THIS COMES FROM CRITIC JOHN FRAZIER, CRIBBED FROM ED GORMAN'S BLOG, WITH HIS PERMISSION. Terrall wrote the Ben Gates biooks as "Robert Kyle." He was 93.
"He is convincingly embedded in Manhattan, with believable professional contacts and associates—a middle-aged part-time secretary who fears the typewriter, a Jewish confrere, Davison, who looks like a quarterback and catches cold easily, a gossip-columnist who he can draw on for information, a friendly-adversarial police-lieutenant. And you believe that he is well enough known to make tabloid headlines when he fouls up during a case.
"Moreover, he appears to be Ivy League, or at least to have gone to a decent prep school. He is comfortable around the rich when a case takes him that way, as is (fictionally at least) Kyle himself. There are thoroughly convincing round-heeled debs, dissolute preppies, money-hungry upper-East-Side divorcees, and other more or less obnoxious types in the novels. Kyle knows how they speak and how their minds work.
"He is also excellent at devising central situations that permit of interesting complications—threats of libel action against a scandal mag that sounds very like Confidential; theft and murder at a posh country-estate wedding where Gates is guarding the presents; an Albany hotel full of lobbyists pro and con a bill to legalize off-track gambling; a take-over attempt against a Manhattan corporation.
"The books are essence-of-late-Fifties, early Sixties, when formal structures and taboos were still strong but anarchic pressures were starting to build up inside them."
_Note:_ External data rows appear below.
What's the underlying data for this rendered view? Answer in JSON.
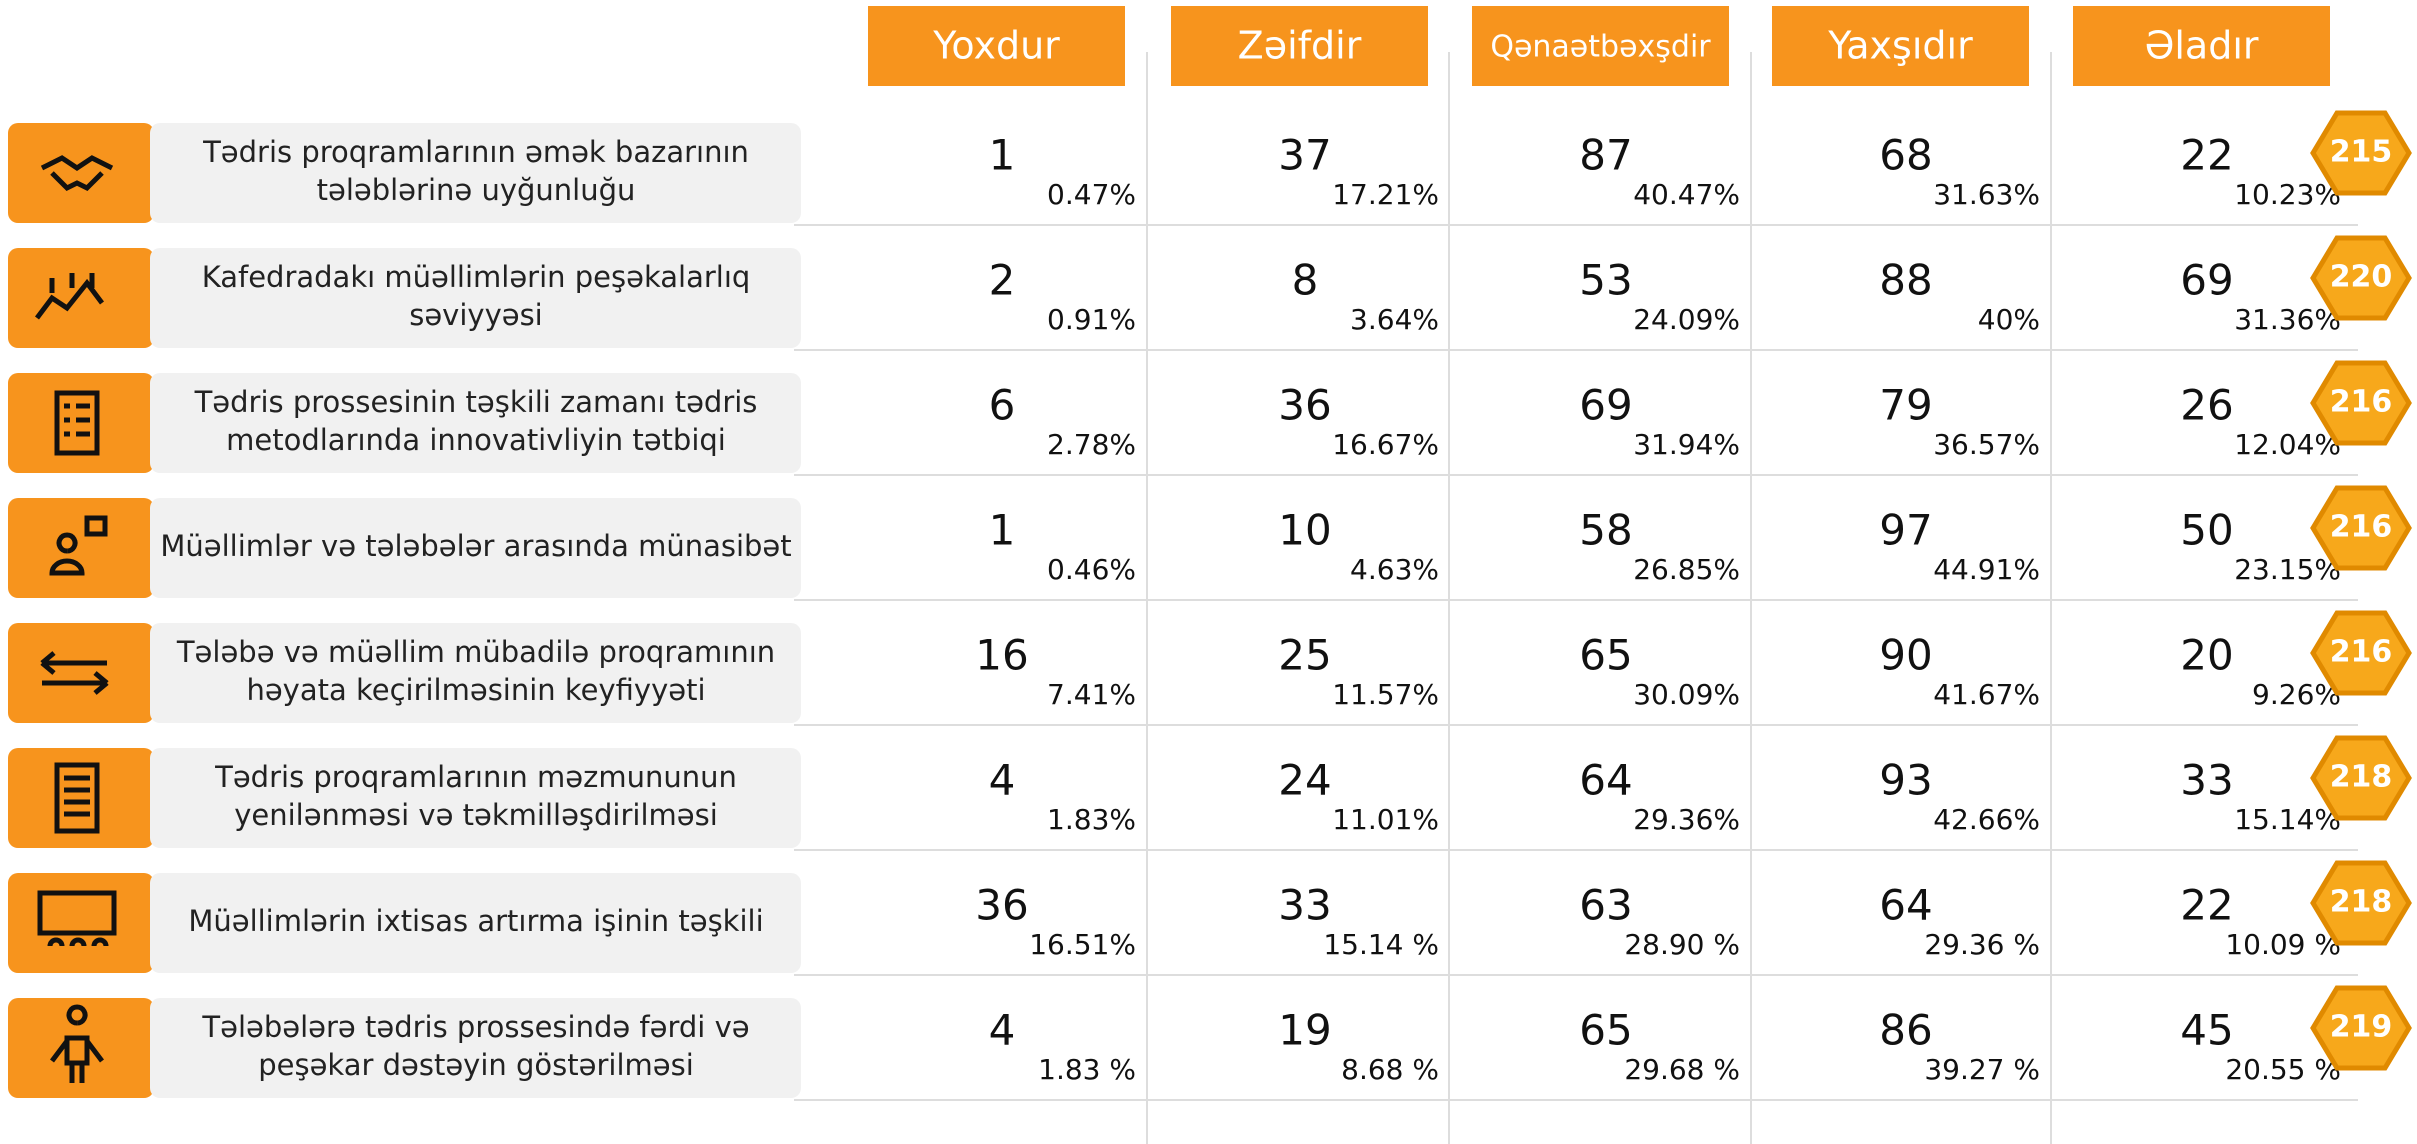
{
  "header": {
    "columns": [
      "Yoxdur",
      "Zəifdir",
      "Qənaətbəxşdir",
      "Yaxşıdır",
      "Əladır"
    ]
  },
  "rows": [
    {
      "label": [
        "Tədris proqramlarının əmək bazarının",
        "tələblərinə uyğunluğu"
      ],
      "counts": [
        "1",
        "37",
        "87",
        "68",
        "22"
      ],
      "percents": [
        "0.47%",
        "17.21%",
        "40.47%",
        "31.63%",
        "10.23%"
      ],
      "total": "215"
    },
    {
      "label": [
        "Kafedradakı müəllimlərin peşəkalarlıq",
        "səviyyəsi"
      ],
      "counts": [
        "2",
        "8",
        "53",
        "88",
        "69"
      ],
      "percents": [
        "0.91%",
        "3.64%",
        "24.09%",
        "40%",
        "31.36%"
      ],
      "total": "220"
    },
    {
      "label": [
        "Tədris prossesinin təşkili zamanı tədris",
        "metodlarında innovativliyin tətbiqi"
      ],
      "counts": [
        "6",
        "36",
        "69",
        "79",
        "26"
      ],
      "percents": [
        "2.78%",
        "16.67%",
        "31.94%",
        "36.57%",
        "12.04%"
      ],
      "total": "216"
    },
    {
      "label": [
        "Müəllimlər və tələbələr arasında münasibət"
      ],
      "counts": [
        "1",
        "10",
        "58",
        "97",
        "50"
      ],
      "percents": [
        "0.46%",
        "4.63%",
        "26.85%",
        "44.91%",
        "23.15%"
      ],
      "total": "216"
    },
    {
      "label": [
        "Tələbə və müəllim mübadilə proqramının",
        "həyata keçirilməsinin keyfiyyəti"
      ],
      "counts": [
        "16",
        "25",
        "65",
        "90",
        "20"
      ],
      "percents": [
        "7.41%",
        "11.57%",
        "30.09%",
        "41.67%",
        "9.26%"
      ],
      "total": "216"
    },
    {
      "label": [
        "Tədris proqramlarının məzmununun",
        "yenilənməsi və təkmilləşdirilməsi"
      ],
      "counts": [
        "4",
        "24",
        "64",
        "93",
        "33"
      ],
      "percents": [
        "1.83%",
        "11.01%",
        "29.36%",
        "42.66%",
        "15.14%"
      ],
      "total": "218"
    },
    {
      "label": [
        "Müəllimlərin ixtisas artırma işinin təşkili"
      ],
      "counts": [
        "36",
        "33",
        "63",
        "64",
        "22"
      ],
      "percents": [
        "16.51%",
        "15.14 %",
        "28.90 %",
        "29.36 %",
        "10.09 %"
      ],
      "total": "218"
    },
    {
      "label": [
        "Tələbələrə tədris prossesində fərdi və",
        "peşəkar dəstəyin göstərilməsi"
      ],
      "counts": [
        "4",
        "19",
        "65",
        "86",
        "45"
      ],
      "percents": [
        "1.83 %",
        "8.68 %",
        "29.68 %",
        "39.27 %",
        "20.55 %"
      ],
      "total": "219"
    }
  ]
}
A perfect description except for the line about Terrall having to suffer the "taboos" of the time. Ben Gates is Hot opens with an anonymous letter detailing what will happen to the fourteen-year-old daughter of Gates' client if the client doesn't do what a mobster wants him to. This line appears in the letter: "(Your daughter) may not come back to you the same kid. Some of these bums are cunt crazy or should I draw you a picture."